Early memory cards, on systems like the PS1, held 15 blocks of memory, allowing you to store up to 15 games' save data at a time. Meanwhile, some games took up multiple blocks because they were just that damn big. By the next generation, blocks were largely eliminated in favor of overall storage space. So if your card could hold 128 MB of data, you had to ration that out for all your games, or buy a second card. And Heaven help you if you lost the tiny things.
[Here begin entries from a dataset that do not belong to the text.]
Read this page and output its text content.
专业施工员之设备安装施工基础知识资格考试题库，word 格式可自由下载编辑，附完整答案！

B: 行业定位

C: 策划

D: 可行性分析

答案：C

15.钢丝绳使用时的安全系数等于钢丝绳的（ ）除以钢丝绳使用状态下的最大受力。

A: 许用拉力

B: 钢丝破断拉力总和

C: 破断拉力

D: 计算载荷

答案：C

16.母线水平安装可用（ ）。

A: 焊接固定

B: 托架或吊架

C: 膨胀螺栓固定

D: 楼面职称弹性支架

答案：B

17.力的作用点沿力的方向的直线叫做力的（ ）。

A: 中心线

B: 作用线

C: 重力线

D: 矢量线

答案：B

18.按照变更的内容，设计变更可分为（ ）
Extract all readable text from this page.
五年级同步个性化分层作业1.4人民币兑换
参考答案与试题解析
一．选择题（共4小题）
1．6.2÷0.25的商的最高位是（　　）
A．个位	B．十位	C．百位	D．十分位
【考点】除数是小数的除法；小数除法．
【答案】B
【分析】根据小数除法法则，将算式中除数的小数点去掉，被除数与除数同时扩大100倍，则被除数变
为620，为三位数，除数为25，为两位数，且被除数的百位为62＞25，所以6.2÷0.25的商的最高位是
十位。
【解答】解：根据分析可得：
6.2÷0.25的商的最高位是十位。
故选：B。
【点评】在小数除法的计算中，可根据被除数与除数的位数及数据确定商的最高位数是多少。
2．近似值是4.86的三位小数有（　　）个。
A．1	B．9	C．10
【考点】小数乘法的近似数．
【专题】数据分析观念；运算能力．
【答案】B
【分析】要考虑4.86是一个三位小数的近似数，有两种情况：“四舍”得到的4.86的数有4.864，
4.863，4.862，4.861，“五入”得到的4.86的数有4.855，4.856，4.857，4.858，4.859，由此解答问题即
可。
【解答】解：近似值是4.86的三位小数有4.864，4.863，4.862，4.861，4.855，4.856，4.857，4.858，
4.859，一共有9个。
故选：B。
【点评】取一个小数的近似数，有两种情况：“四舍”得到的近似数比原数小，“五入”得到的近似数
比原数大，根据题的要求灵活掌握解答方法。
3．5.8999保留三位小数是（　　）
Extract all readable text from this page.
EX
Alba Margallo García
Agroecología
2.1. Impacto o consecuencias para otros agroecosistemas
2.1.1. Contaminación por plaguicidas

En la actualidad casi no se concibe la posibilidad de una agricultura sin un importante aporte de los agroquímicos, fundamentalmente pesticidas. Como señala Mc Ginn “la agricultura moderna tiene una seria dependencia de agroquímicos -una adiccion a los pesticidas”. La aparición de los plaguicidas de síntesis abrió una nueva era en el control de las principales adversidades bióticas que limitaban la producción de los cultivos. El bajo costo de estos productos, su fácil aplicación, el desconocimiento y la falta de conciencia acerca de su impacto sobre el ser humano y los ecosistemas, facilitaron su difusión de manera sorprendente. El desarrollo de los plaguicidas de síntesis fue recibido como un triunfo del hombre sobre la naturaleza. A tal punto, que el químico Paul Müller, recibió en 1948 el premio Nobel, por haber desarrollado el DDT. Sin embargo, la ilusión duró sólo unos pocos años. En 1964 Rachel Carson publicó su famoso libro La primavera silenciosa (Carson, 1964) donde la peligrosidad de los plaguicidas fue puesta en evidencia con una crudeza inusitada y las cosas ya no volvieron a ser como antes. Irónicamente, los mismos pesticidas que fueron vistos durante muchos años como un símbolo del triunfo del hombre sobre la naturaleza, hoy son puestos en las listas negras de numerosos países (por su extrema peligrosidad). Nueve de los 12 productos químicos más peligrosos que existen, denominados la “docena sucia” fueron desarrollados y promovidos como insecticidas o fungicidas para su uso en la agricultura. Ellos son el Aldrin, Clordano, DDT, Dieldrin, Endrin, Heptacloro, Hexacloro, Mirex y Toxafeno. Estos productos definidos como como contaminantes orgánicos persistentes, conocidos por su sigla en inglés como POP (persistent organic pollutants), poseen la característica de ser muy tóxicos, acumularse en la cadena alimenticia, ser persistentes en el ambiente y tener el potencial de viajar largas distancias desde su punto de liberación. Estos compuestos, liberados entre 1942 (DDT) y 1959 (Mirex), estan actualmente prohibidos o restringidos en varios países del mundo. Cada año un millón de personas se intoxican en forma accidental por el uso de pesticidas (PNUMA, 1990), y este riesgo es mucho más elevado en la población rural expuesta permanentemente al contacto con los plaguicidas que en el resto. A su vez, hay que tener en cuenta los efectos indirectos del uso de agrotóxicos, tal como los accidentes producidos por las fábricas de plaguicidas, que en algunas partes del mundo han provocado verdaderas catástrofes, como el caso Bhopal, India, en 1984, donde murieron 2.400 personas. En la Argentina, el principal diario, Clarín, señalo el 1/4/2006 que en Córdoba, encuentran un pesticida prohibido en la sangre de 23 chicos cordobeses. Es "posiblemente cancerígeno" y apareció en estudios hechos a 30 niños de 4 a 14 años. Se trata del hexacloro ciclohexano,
Few experiences were more soul-crushing than losing 100 hours Star Ocean: Till The End Of Time progress because you absent-mindedly chucked your card in your bookbag and lost it among your unfinished Global Studies homework.
Today's super-powerful consoles don't require cards, since most save data can be contained within the console (or on the Cloud). But for today's discerning gamers, there are external hard drives that, storage-wise, are absolutely enormous. Some can hold up to two terabytes of data — that's 2000 gigabytes, in case you were wondering. Best of all, they're much harder to lose than those dinky little memory cards.
Kill screen
Today, the idea that a game would crash if you progressed too far would be grounds for a boycott. But in the early arcade days, it was the norm to encounter an unbeatable final boss in the form of the game you just paid money to play.
Famously seen in Pac-Man and Donkey Kong — endless games that simply repeated levels until the player died, ran out of quarters, or got bored — the kill screen would occur when a player triggered an "integer overflow." This is where a certain value in the game would run higher than the game's allotted memory. In 8-bit games like Pac and Kong, there was only enough room for 255 values per bit of data, so if a player exceeded that value somehow (by reaching Level 256 in Pac-Man, and by Donkey Kong's bonus calculator reaching 260 after Screen 117), they'd encounter the dreaded kill screen. In Pac-Man, the level completely glitches and fills itself with useless data the poor yellow dot can't possibly navigate. In Donkey Kong, the bug triggers an eight-second time limit guaranteed to kill Mario every time. If Bowser had thought of that, he could've married Peach decades ago.
We don't see kill screens anymore, since games have so much memory. To trigger one, you'd presumably need to reach Level 14 Centillion. But even then, since the game will likely have a final level, as virtually all games do today, it would end before any evil integers force it to.